Very interesting post and that has been a topic of many meetings for us.
As Solomon mentioned about Debt Consolidation, we are in that exact field (kind of) Credit Repair.
It has a horrible, horrible reputation. We work our rears off to be ethical, honest and keep our business practices as transparent as possible.
There is one credit repair company that is just ruining the industry and they are huge. We've made the decision to never point out their unscrupulous ways, but man I wish somebody would.
Peoples views on this topic will be interesting.

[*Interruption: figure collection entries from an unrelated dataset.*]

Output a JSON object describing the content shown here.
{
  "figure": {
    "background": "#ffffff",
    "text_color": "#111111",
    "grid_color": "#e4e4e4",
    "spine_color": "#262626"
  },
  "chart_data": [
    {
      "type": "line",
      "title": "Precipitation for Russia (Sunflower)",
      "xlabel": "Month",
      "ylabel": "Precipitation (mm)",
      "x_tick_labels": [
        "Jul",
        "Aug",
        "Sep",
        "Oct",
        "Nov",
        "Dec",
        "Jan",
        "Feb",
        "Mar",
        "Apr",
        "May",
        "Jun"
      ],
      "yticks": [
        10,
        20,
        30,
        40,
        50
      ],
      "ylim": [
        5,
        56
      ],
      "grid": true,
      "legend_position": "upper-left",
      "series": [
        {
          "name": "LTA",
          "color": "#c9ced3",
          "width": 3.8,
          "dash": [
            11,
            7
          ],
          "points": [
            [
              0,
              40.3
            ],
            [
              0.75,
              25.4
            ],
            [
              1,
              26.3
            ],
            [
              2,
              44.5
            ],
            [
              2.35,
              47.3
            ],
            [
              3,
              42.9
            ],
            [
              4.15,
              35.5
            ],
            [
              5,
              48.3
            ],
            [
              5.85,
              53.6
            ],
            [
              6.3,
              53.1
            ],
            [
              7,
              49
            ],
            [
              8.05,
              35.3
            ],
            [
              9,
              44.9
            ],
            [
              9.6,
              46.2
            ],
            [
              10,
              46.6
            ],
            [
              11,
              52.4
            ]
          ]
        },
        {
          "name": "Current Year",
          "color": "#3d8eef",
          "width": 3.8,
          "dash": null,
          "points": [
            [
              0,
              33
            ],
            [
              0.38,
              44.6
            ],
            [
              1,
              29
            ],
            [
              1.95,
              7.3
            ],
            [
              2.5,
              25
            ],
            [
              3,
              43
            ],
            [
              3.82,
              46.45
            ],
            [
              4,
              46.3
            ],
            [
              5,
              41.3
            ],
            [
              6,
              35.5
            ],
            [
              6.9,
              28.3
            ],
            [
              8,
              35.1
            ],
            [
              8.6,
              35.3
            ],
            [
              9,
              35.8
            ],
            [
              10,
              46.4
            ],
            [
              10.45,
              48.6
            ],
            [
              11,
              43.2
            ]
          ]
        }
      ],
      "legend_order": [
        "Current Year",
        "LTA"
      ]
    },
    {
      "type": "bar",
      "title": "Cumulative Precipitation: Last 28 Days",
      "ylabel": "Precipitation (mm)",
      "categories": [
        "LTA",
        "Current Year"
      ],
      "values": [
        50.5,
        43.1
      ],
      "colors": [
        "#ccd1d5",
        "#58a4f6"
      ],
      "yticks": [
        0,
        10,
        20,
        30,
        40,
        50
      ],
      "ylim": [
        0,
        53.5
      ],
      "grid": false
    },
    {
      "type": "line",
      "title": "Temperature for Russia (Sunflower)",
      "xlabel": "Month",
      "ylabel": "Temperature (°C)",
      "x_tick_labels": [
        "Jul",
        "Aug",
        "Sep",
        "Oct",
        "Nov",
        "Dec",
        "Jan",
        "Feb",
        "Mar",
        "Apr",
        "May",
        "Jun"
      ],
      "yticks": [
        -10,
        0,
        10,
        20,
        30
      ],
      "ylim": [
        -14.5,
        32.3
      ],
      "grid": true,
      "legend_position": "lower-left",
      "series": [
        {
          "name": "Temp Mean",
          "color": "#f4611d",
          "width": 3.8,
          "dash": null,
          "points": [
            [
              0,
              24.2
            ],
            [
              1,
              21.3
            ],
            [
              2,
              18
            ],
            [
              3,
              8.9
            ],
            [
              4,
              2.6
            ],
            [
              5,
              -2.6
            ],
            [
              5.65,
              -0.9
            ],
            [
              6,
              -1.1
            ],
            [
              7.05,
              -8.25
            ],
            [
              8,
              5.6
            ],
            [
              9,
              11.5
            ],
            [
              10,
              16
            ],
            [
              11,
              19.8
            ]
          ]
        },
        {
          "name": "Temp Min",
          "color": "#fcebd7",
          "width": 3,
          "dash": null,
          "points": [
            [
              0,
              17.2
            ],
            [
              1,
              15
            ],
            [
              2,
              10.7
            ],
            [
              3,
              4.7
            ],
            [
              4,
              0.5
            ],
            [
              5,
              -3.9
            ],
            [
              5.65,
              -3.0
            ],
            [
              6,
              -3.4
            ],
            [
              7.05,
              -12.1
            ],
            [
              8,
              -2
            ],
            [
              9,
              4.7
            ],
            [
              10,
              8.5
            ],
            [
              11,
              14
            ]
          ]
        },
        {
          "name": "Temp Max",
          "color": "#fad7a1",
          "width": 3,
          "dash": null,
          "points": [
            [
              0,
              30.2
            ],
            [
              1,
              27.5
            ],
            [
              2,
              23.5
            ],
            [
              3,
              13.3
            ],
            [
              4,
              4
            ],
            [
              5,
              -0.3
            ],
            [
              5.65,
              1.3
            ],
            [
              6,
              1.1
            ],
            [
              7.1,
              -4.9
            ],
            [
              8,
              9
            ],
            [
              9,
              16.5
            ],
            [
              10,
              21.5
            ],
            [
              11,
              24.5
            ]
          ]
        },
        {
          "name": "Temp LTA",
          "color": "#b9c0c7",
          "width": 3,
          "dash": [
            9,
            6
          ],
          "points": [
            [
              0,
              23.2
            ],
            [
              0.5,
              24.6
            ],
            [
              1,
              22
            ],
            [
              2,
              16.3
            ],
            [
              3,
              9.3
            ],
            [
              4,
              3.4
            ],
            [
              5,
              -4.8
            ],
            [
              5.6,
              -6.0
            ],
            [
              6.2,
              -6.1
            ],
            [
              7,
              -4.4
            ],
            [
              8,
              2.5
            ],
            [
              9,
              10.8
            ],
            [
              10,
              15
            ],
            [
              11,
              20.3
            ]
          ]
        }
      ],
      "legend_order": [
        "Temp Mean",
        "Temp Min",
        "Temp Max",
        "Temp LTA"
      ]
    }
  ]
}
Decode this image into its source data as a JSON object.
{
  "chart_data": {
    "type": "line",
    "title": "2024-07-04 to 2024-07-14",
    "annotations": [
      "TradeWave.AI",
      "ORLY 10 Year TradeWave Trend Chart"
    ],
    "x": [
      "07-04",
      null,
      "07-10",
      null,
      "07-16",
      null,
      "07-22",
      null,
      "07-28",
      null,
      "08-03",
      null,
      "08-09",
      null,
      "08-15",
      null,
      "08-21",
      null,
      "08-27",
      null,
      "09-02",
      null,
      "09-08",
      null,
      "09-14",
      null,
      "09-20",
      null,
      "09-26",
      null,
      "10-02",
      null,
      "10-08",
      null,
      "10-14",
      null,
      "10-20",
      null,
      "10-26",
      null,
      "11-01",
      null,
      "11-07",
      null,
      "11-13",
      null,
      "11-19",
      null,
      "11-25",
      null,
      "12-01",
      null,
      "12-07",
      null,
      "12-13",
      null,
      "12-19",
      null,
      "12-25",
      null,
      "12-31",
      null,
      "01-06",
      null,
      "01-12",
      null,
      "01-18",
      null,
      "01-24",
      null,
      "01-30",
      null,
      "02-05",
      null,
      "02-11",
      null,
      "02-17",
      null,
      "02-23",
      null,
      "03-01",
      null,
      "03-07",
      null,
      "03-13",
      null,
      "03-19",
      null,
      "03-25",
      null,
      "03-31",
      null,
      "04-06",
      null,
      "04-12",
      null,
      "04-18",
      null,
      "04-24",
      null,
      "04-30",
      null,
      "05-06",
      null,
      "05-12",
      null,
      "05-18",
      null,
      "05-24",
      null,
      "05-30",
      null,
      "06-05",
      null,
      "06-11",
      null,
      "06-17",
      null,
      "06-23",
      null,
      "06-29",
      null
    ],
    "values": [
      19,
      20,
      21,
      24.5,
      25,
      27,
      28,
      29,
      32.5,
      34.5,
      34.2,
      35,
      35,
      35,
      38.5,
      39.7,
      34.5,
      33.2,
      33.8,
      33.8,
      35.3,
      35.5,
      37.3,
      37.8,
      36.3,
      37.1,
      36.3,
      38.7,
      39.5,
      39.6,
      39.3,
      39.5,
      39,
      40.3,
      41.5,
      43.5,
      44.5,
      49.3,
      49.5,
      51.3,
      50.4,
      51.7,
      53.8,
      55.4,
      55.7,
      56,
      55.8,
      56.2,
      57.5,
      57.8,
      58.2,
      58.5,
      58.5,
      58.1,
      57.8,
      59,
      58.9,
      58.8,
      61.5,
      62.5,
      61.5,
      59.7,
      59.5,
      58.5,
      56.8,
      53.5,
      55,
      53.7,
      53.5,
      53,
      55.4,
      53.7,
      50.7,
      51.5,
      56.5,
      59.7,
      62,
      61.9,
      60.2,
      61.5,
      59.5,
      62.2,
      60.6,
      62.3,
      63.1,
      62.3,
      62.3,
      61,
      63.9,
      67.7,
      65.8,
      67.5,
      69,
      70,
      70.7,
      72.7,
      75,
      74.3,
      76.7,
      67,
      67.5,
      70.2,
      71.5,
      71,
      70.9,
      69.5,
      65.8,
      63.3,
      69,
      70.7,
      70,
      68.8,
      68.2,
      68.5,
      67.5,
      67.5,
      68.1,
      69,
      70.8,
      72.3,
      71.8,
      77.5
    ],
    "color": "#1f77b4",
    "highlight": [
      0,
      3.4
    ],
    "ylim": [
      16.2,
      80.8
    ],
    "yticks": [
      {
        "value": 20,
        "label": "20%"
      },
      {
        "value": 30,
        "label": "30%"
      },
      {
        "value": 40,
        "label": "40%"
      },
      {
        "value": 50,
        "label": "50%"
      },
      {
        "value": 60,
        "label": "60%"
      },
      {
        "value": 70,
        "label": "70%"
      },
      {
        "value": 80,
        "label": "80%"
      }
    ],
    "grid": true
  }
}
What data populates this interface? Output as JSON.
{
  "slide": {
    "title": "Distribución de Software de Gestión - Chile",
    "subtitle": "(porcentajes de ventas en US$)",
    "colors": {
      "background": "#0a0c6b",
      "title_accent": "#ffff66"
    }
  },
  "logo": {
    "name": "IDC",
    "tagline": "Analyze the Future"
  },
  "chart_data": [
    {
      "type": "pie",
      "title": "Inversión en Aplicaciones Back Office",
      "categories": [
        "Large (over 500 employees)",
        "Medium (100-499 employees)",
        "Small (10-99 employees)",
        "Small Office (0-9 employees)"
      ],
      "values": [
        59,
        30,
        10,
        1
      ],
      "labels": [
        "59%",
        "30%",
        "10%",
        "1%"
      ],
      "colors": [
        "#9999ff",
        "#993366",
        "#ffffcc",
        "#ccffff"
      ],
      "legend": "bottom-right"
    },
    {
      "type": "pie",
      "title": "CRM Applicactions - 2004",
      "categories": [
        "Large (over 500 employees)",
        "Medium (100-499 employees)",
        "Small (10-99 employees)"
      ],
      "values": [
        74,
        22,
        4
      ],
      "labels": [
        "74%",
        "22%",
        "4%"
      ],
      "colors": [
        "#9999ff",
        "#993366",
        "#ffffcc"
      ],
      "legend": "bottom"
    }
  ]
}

I can agree with Marcs sentiments. I'm a website developer that is trying to do 'the right thing', i.e. build usable accessible websites to W3C standards, and the web design industry is full of folk with a copy of Dreamweaver who churn out hard to maintain table based non-semantic sites. Now it would be easy to start pointing fingers, and use these negative articles as linkbait, but what would be the impression of a site full of vitriolic bile? This approach will get the links and ranking, but what can you do with it? Surely Aarons approach to SEO is about getting the right traffic? Visitors who are motivated to use your services, not just bitter folk wanting a 'yeah, me too' kind of rant? One positively motivated visitor is worth a heap of negative visitors?